Digging up dividend plays in oil
BP's Prudhoe Bay Royalty Trust has encountered problems, but there's still money to be made in these crude-oil investments.
(FORTUNE Magazine) -- For investors seeking a sweet 13% dividend or an easy way to play rising oil prices, the BP Prudhoe Bay Royalty Trust seemed like a great bet. (The trust distributes royalties on oil produced from Prudhoe Bay and has no other income stream.)
Then, of course, BP closed part of its Prudhoe Bay oilfield. So while the news stoked supply fears and crude prices briefly topped $76 a barrel, BPT shares slid 13%.
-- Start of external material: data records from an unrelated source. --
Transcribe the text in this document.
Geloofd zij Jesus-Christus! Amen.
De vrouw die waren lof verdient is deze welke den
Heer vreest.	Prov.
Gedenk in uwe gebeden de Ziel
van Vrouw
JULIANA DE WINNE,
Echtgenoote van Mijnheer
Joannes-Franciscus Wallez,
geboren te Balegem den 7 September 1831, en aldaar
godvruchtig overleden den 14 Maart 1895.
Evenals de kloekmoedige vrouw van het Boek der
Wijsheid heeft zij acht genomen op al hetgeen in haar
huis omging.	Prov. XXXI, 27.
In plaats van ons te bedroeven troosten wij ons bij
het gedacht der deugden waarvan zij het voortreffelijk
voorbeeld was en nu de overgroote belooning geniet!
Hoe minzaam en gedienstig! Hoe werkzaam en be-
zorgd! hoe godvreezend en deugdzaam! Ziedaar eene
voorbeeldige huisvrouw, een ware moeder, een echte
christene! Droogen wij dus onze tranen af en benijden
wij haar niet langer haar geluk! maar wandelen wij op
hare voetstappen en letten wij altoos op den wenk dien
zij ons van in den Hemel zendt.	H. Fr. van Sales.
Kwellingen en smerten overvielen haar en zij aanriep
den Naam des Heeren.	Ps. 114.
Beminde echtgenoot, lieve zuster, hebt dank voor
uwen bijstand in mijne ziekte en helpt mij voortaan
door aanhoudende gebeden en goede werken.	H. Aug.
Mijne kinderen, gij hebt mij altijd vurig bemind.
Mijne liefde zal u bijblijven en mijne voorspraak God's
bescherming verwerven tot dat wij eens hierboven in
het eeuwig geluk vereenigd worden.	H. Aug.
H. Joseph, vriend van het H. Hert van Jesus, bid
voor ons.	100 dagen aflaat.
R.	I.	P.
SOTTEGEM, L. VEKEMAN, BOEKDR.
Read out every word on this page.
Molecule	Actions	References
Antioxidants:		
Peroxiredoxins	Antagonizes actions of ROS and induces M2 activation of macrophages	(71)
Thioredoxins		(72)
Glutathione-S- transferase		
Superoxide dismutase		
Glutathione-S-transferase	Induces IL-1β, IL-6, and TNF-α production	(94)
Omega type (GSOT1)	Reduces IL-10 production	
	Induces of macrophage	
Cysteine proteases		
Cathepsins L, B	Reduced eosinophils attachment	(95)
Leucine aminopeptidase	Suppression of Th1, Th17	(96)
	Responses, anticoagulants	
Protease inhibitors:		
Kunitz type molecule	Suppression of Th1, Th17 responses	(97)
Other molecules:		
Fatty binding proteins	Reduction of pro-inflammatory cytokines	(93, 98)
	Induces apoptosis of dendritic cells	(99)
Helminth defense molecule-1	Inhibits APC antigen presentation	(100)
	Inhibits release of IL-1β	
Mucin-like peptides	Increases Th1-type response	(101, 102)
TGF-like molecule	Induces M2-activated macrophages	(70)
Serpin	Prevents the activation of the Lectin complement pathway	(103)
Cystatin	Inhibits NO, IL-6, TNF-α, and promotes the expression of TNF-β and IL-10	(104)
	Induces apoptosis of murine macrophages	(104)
Long before the shutdown, however, declining production was clouding BPT's (Charts) future. The trust receives 16.42% of the net proceeds from the first 90,000 barrels per day from BP Alaska's interest in the area. But net output, which peaked at 550,000 barrels per day in 1991, had slid to 99,000 by May of this year.
"Reserves are being produced out," explains Manuj Nikhanj, an analyst with Ross Smith Energy Group, an independent research firm. "We see production declining to below 90,000 barrels a day in 2008." (BPT asserts production won't dip that low until 2012.)
A state tax hike due this year will further lower trust distributions. "The shutdown is just camouflaging the real problems," says Nikhanj, who issued a negative report on BPT two months before the shutdown.
Adds A.G. Edwards analyst Michael Heim, who issued his own sell rating July 24: "It's simply a matter of declining production and rising costs."
Royalty trusts can be risky. They exist only to distribute assets, typically in the form of a dividend, to unit holders. They are pure, unhedged bets on both a specific commodity and a specific deposit, offering the best (or worst) of both worlds.
A drop in commodity price or a problem with supply means danger. But investors seeking yield and a play on oil and natural-gas prices might consider two alternatives, Sabine Royalty Trust (Charts) and Permian Basin Royalty Trust (Charts). Both offer juicy yields - 9% and 9.7%, respectively - and both have properties (many in Texas) with production expected to hold steady for more than 40 years.
In mid-August, ConocoPhillips announced it will sell 8.4 million Permian shares, which it acquired as part of its purchase of Burlington Resources. Any resulting price weakness could offer the chance to buy at a discount.